Pero la conexión de aquel hecho con Alice Ashenfelter no estaba clara. El hombre que había sido juzgado en aquella ocasión era americano; efectivamente, un soldado americano, destacado en Somerset, cuando yo vivía allí como refugiado de guerra; se llamaba Donovan. Era el soldado raso Duke Donovan.
Como si estuviera leyendo mis pensamientos, Alice explicó:
– Mi madre se casó por segunda vez cuando yo era todavía una niña. El segundo marido se llamaba Ashenfelter y me puso su nombre. Y así consto en los registros, en el carnet de identidad y en toda mi documentación: Alice, hija de Henry Ashenfelter.

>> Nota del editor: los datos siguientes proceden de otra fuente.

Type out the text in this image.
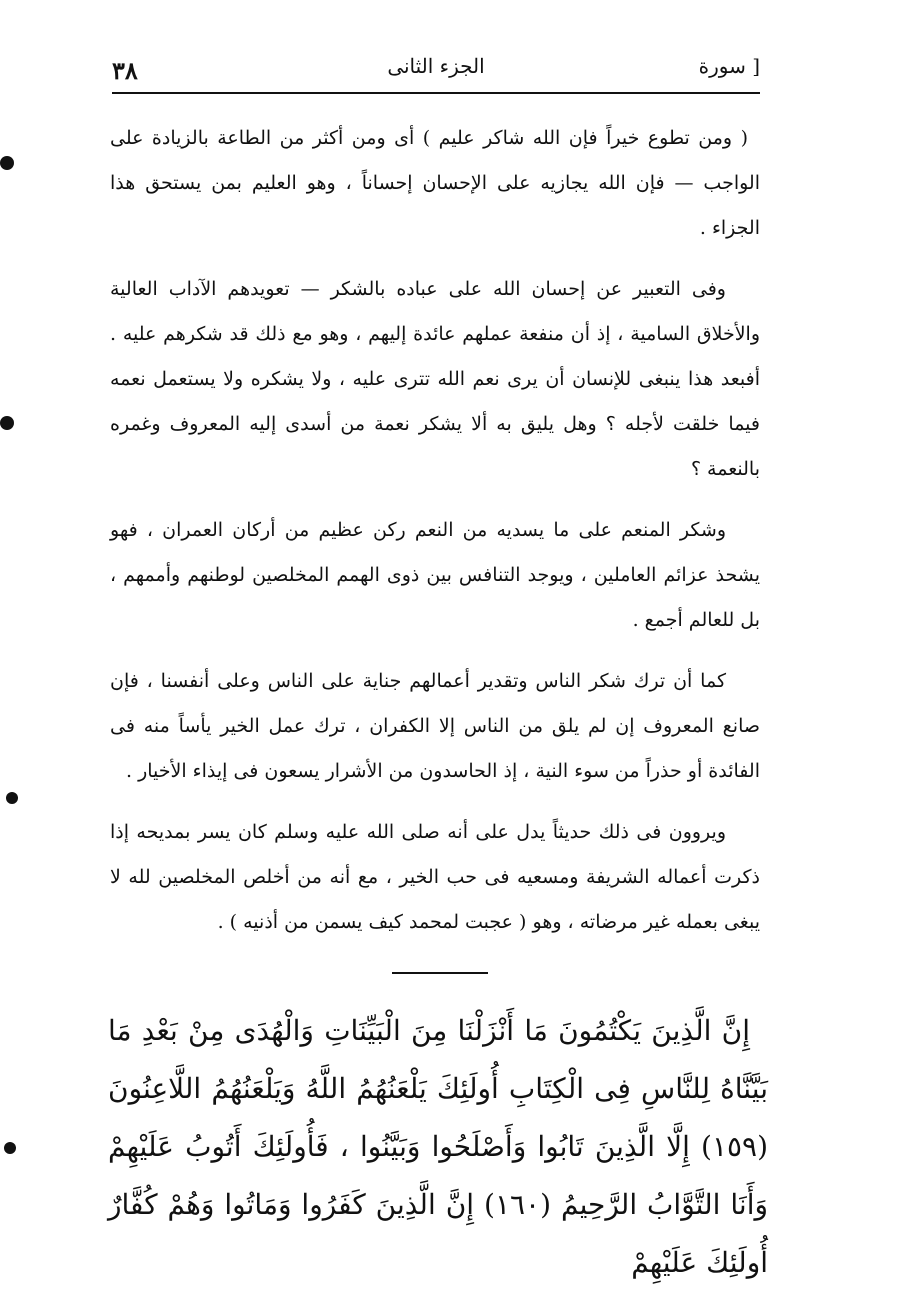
٣٨	الجزء الثانى	[ سورة

( ومن تطوع خيراً فإن الله شاكر عليم ) أى ومن أكثر من الطاعة بالزيادة على الواجب — فإن الله يجازيه على الإحسان إحساناً ، وهو العليم بمن يستحق هذا الجزاء .

وفى التعبير عن إحسان الله على عباده بالشكر — تعويدهم الآداب العالية والأخلاق السامية ، إذ أن منفعة عملهم عائدة إليهم ، وهو مع ذلك قد شكرهم عليه . أفبعد هذا ينبغى للإنسان أن يرى نعم الله تترى عليه ، ولا يشكره ولا يستعمل نعمه فيما خلقت لأجله ؟ وهل يليق به ألا يشكر نعمة من أسدى إليه المعروف وغمره بالنعمة ؟

وشكر المنعم على ما يسديه من النعم ركن عظيم من أركان العمران ، فهو يشحذ عزائم العاملين ، ويوجد التنافس بين ذوى الهمم المخلصين لوطنهم وأممهم ، بل للعالم أجمع .

كما أن ترك شكر الناس وتقدير أعمالهم جناية على الناس وعلى أنفسنا ، فإن صانع المعروف إن لم يلق من الناس إلا الكفران ، ترك عمل الخير يأساً منه فى الفائدة أو حذراً من سوء النية ، إذ الحاسدون من الأشرار يسعون فى إيذاء الأخيار .

ويروون فى ذلك حديثاً يدل على أنه صلى الله عليه وسلم كان يسر بمديحه إذا ذكرت أعماله الشريفة ومسعيه فى حب الخير ، مع أنه من أخلص المخلصين لله لا يبغى بعمله غير مرضاته ، وهو ( عجبت لمحمد كيف يسمن من أذنيه ) .

إِنَّ الَّذِينَ يَكْتُمُونَ مَا أَنْزَلْنَا مِنَ الْبَيِّنَاتِ وَالْهُدَى مِنْ بَعْدِ مَا بَيَّنَّاهُ لِلنَّاسِ فِى الْكِتَابِ أُولَئِكَ يَلْعَنُهُمُ اللَّهُ وَيَلْعَنُهُمُ اللَّاعِنُونَ (١٥٩) إِلَّا الَّذِينَ تَابُوا وَأَصْلَحُوا وَبَيَّنُوا ، فَأُولَئِكَ أَتُوبُ عَلَيْهِمْ وَأَنَا التَّوَّابُ الرَّحِيمُ (١٦٠) إِنَّ الَّذِينَ كَفَرُوا وَمَاتُوا وَهُمْ كُفَّارٌ أُولَئِكَ عَلَيْهِمْ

– ¿Y no es tu padre? ¿Estás segura?
– Tengo pruebas.
No respondí. Estaba tratando de descubrir algún rasgo de la fisonomía de Duke Donovan en el rostro de Alice. Me acordaba de él como si lo estuviera viendo. Aquel hombre me había cautivado. Tal vez en la boca de Alice Ashenfelter había algo, quizá en la curva de la mandíbula… pero no estaba del todo seguro. Todavía no me había convencido.